Home Delivery: Modern Prefab Lives Fast, Dies Young, Leaves Good Looking Corpse
New Orleans House Lawrence Sass of MIT
Larry Sass and his team from MIT built this extraordinary rendition of a New Orleans house out of 3,000 laser cut pieces; it was built in two days by five students using only rubber mallets.
detail of handrail assembly
cutaway detail of construction. See also Home Delivery: Digitally Fabricated Housing
Cellophane House by Kieran Timberlake
But the star of the show is the Cellophane house by Kieran Timberlake; constructed of aluminum sections, five stories of cool modern design, with glowing stairs, a smart skin with integrated photovoltaics, two baths and a kitchen.
view of dining room from kitchen
structural detail. See also Home Delivery: Wrapping It Up With The Cellophane House
Wrapping it up
Alison Arieff thought that "the average visitor isn’t given the tools to .. understand the reasons (beyond a desire to play with sophisticated software) that architects have been so drawn to prefab." Witold Rybczynski called it "a stylish litany of second-place finishers, also-rans, if-onlys, and downright losers."
I can only say that this ain't the Home Show, it's the MoMA, this is where they push the edge of the envelope. I think it fitting that this exhibition of a possible future of housing technology and design spanned the meltdown of the way we used to build, finance and insure our last housing industry.
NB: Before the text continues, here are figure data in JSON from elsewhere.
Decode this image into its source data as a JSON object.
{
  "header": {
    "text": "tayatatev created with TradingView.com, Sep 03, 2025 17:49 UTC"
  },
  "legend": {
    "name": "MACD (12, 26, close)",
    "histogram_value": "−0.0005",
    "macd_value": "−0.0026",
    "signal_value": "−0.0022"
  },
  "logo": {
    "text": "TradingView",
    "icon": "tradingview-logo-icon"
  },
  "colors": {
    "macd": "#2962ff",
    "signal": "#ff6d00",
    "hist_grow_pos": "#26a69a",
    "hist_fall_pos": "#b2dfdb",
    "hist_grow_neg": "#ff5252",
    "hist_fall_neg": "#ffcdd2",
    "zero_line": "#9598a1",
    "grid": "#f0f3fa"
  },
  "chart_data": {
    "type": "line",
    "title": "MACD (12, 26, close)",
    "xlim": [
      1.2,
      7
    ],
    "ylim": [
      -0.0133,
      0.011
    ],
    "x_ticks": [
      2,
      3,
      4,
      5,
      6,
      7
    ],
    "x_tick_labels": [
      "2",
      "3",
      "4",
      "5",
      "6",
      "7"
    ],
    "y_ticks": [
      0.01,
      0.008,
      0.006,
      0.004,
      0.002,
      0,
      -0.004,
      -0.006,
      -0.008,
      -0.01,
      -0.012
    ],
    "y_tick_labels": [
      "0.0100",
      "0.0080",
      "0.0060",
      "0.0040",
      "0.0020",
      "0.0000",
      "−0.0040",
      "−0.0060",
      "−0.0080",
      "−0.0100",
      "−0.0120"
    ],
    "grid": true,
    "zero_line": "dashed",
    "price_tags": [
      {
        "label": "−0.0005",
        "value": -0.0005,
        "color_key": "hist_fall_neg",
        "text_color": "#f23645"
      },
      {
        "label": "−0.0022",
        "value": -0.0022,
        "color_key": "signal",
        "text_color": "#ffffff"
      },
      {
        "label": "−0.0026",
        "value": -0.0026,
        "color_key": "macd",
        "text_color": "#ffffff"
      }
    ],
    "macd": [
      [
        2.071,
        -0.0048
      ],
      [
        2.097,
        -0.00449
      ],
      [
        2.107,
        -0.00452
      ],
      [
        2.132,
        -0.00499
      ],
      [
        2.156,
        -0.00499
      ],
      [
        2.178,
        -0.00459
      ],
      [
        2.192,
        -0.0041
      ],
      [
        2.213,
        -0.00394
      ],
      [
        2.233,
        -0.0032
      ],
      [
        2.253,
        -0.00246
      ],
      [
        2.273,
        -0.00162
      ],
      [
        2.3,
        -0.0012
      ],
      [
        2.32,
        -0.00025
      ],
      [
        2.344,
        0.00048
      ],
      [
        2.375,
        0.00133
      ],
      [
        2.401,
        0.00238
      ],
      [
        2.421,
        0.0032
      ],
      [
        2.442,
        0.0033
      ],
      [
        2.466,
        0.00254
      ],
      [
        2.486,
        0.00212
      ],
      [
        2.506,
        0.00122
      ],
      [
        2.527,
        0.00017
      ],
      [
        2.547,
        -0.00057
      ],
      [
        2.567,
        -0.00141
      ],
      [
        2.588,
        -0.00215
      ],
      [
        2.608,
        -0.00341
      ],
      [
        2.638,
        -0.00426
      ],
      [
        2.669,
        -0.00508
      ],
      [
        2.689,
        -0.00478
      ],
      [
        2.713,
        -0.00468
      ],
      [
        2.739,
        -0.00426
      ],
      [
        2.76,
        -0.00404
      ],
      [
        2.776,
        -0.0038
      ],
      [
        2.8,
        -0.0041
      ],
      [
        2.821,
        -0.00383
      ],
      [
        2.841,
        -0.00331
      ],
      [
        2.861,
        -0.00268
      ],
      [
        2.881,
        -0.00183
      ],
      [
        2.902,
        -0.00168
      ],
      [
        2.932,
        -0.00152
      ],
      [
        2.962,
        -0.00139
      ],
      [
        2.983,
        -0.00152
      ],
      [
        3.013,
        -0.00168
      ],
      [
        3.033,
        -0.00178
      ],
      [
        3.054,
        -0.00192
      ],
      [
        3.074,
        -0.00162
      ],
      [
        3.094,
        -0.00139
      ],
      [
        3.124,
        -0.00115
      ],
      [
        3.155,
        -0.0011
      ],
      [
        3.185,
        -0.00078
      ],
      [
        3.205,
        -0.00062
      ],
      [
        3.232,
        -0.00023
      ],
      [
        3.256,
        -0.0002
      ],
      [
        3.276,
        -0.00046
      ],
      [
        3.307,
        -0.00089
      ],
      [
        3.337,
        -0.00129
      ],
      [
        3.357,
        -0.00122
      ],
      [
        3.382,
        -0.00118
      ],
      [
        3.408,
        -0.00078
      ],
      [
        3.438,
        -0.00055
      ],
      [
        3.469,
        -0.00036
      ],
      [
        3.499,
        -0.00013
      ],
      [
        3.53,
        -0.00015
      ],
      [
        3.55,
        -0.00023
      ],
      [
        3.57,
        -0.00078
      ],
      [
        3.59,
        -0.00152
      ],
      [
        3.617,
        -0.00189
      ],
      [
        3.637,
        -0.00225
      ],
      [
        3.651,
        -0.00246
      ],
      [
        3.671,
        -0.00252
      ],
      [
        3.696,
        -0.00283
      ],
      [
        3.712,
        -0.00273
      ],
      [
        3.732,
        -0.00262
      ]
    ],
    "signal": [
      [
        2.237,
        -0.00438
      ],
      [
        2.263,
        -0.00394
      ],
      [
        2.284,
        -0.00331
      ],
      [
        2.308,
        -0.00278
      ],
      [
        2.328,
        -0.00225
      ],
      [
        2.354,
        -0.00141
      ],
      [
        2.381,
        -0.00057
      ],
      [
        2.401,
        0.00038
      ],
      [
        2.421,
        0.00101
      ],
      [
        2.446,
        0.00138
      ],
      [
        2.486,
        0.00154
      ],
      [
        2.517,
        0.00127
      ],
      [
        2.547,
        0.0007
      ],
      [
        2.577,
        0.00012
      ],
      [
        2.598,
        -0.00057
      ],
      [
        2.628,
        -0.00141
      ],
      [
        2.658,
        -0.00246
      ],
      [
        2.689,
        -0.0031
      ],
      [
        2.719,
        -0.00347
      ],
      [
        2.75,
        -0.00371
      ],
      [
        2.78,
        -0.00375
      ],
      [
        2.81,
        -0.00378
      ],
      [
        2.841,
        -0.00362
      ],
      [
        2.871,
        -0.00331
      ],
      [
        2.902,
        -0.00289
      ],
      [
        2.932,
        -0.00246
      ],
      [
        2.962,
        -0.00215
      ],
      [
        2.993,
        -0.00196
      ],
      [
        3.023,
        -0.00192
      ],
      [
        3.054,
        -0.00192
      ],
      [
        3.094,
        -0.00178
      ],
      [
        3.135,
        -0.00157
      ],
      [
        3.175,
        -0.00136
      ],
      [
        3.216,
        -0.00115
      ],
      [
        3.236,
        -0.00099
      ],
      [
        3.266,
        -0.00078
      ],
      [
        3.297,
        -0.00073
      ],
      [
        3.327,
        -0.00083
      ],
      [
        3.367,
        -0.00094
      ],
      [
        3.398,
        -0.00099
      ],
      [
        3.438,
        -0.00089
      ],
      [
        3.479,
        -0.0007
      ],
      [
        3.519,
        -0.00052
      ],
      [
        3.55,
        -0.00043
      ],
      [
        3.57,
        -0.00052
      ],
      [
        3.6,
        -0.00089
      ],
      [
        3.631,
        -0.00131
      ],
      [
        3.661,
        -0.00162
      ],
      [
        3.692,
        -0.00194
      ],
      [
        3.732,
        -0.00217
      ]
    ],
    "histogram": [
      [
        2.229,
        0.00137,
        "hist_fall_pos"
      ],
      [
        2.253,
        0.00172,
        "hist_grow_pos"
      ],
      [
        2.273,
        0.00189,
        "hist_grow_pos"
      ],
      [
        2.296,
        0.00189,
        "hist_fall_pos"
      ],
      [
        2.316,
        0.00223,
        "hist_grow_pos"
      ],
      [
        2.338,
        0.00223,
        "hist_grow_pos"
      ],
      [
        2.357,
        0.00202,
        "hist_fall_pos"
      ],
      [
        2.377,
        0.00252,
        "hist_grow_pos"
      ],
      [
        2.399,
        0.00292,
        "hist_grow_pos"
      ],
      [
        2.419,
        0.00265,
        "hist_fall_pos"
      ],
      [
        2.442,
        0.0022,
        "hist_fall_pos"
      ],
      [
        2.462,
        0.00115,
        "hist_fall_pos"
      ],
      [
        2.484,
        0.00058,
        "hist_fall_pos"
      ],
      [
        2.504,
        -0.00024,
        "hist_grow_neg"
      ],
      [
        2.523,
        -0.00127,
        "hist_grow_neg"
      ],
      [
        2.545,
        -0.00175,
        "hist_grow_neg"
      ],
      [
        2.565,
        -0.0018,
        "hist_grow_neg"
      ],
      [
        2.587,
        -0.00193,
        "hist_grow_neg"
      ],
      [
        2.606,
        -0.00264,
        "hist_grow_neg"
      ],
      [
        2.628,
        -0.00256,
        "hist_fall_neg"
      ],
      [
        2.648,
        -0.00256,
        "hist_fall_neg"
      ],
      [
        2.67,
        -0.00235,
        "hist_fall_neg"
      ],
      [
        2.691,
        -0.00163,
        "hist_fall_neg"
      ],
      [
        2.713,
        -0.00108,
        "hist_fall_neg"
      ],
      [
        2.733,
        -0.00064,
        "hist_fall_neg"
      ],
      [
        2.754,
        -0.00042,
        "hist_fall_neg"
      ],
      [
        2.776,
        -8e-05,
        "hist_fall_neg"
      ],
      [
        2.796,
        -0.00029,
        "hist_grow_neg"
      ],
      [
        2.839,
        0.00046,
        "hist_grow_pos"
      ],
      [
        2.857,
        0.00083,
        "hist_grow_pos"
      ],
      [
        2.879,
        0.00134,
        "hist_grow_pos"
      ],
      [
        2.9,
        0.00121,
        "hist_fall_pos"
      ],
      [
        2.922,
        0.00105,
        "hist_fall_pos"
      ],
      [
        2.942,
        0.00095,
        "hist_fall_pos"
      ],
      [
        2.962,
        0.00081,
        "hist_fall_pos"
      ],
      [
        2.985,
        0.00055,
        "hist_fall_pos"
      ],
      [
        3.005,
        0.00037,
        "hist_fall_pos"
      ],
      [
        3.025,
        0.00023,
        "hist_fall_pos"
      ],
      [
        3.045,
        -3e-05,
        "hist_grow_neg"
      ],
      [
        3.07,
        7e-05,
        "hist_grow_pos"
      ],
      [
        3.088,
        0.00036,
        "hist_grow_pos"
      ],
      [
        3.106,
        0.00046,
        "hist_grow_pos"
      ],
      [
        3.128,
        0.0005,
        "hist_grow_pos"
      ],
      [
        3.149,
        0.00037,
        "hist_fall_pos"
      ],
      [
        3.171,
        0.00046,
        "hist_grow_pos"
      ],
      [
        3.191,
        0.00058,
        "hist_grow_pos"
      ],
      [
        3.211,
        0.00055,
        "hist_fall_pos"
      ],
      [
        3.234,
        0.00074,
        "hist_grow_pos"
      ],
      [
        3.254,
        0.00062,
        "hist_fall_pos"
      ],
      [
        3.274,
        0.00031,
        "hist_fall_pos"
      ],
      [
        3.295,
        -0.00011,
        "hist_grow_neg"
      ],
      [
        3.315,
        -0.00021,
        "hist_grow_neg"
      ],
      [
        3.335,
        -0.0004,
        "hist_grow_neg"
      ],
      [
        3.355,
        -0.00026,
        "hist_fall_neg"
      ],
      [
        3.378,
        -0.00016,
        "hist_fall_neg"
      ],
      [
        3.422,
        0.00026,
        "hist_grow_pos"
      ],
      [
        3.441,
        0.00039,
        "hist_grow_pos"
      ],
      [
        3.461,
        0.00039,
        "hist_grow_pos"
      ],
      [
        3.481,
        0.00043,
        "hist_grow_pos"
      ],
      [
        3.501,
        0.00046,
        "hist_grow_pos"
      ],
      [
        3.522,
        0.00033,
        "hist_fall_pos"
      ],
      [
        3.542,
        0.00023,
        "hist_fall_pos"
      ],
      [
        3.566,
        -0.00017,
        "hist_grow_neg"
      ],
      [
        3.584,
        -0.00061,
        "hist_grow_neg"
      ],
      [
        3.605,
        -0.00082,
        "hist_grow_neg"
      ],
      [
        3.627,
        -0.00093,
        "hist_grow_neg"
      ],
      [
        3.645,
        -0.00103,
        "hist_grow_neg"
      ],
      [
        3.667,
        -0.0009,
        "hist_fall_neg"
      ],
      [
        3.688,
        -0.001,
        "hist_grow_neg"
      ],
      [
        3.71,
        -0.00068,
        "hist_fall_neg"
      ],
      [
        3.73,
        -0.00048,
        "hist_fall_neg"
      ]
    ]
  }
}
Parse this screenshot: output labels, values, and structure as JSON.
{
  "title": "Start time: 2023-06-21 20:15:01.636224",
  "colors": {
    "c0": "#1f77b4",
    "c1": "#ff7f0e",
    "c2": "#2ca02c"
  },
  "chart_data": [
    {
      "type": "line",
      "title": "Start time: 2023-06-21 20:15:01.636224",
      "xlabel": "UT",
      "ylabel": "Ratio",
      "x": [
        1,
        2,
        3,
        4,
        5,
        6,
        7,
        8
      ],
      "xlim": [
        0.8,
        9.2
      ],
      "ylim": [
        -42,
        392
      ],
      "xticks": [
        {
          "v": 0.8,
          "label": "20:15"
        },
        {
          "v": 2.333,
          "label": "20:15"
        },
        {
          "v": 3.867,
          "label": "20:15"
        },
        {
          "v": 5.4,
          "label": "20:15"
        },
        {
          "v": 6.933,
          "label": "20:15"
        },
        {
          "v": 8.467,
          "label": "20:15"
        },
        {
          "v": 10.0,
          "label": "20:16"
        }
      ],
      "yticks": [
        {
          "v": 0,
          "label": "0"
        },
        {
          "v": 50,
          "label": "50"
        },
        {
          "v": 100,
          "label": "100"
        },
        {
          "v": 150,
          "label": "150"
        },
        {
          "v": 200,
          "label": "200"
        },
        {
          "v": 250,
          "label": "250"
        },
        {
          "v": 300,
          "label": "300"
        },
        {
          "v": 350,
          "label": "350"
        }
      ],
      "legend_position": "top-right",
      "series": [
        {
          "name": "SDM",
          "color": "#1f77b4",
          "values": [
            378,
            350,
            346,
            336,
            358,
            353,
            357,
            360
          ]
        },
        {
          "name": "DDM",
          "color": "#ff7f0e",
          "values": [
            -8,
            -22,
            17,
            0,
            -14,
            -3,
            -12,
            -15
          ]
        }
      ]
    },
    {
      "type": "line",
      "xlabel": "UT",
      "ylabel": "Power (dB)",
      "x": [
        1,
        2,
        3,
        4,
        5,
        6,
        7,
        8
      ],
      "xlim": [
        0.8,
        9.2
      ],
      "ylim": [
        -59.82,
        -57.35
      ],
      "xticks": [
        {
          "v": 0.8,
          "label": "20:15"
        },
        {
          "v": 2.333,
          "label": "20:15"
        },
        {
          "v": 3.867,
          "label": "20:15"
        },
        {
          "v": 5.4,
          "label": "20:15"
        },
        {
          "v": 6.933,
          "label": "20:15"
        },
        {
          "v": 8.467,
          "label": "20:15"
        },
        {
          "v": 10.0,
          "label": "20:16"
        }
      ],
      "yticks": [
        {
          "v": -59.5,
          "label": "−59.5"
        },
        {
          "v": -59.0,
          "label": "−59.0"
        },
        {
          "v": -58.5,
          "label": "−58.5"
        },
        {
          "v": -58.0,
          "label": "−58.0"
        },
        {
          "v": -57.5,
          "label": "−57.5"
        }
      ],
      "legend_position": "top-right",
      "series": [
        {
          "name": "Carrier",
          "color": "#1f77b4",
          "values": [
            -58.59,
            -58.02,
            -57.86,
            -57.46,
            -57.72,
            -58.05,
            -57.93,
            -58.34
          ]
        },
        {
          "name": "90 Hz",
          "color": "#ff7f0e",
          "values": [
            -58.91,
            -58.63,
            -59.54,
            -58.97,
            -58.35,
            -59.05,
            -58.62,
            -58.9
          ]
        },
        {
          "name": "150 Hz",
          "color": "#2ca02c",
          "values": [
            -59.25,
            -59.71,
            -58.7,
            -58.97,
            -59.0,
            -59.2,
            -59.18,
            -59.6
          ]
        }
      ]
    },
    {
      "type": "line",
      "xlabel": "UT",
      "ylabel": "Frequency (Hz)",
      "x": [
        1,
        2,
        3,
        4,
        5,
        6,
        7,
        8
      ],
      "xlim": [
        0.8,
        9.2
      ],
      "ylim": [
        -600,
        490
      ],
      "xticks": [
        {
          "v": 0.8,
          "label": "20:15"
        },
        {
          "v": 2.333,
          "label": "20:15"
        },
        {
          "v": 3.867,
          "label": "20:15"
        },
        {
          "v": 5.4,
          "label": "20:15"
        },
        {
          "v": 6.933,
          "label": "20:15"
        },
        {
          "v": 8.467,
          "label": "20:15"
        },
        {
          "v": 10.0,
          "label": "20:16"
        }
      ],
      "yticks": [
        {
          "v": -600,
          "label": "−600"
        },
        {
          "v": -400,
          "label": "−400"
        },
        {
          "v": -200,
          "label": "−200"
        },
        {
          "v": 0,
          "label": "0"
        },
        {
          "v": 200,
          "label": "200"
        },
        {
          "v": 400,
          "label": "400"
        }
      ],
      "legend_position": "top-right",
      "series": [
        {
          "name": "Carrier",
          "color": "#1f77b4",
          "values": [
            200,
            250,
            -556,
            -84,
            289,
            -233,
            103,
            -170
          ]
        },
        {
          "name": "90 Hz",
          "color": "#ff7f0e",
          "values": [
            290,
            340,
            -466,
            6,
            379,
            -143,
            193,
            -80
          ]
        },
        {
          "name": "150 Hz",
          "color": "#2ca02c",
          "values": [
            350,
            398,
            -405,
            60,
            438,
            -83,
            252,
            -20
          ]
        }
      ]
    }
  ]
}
Home Delivery may mark the end of prefab, a system of mass-producing a commodity that we have a surplus of sitting empty. Prefab has high fixed costs, was traditionally hard to finance, and always has been subject to boom and bust. In slow times it just can't compete with the guy in a pickup truck. This housing downturn is going to be long and painful, and when we come out of it what we build will have to be smaller, greener and denser. We are going to need to rebuild what we have to reduce our buildings' carbon footprints rather than build more new stuff. We are probably going to need jobs for skilled hands more than we need digital fabrication.
It might well be that modern prefab lived fast, died young and left a good looking corpse.